China’s state planner, the National Development & Reform Commission (NDRC), gave initial approval on Monday for the project, allowing Shandong province to start planning for construction, said the sources with knowledge of the approval.
A representative for the project, Shandong Yulong Petrochemical, did not immediately comment. The NDRC did not immediately respond to a Reuters’ request for comment.
Shandong Nanshan Group, a private aluminium smelter based in Yantai, will be the lead investor of the nearly 140 billion yuan ($20 billion) venture, and other investors include chemical group Wanhua and the Shandong provincial government, said one of the sources.
The two sources declined to be named as they are not authorized to speak to the media.
The project could help cut China’s petrochemical imports but would likely worsen its surplus of refined fuel products.
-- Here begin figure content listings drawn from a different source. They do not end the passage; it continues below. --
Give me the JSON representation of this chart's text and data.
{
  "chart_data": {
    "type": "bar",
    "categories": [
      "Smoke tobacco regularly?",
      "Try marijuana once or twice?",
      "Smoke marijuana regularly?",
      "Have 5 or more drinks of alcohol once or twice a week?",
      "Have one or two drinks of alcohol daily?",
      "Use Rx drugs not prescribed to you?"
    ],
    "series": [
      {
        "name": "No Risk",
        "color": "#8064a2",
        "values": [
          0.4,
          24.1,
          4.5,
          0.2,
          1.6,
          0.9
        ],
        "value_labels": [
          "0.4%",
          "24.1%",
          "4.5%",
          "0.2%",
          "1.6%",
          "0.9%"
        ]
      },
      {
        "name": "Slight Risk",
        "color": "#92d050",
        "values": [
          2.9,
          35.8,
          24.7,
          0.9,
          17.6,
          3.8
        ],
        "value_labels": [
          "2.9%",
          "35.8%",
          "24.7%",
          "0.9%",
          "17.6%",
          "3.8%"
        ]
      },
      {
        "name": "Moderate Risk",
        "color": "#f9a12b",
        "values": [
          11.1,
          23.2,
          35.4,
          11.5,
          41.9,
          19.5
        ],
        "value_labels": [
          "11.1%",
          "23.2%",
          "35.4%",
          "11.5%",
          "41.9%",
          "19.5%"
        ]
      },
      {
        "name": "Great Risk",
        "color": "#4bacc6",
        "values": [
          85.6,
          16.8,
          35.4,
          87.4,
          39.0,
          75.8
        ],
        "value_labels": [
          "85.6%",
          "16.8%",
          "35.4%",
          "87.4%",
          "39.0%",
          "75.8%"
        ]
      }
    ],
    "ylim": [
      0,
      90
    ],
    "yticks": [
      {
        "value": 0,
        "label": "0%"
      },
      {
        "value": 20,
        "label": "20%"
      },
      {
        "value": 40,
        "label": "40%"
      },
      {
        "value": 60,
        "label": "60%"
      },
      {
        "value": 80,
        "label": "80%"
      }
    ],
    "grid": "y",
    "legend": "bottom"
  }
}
Shandong’s refining sector has become less competitive in recent years after the start-up of large integrated petrochemical projects like Hengli Petrochemical’s Dalian plant and Zhejiang Petrochemical Corp’s Zhoushan complex.
The Yulong project will be the latest addition to China’s recent wave of petrochemical investments, which have been led by the private sector and drawn global giants like BASF (DE:BASF) and Exxon Mobil (N:XOM) to build complexes in the world’s top petrochemical consumer and importer.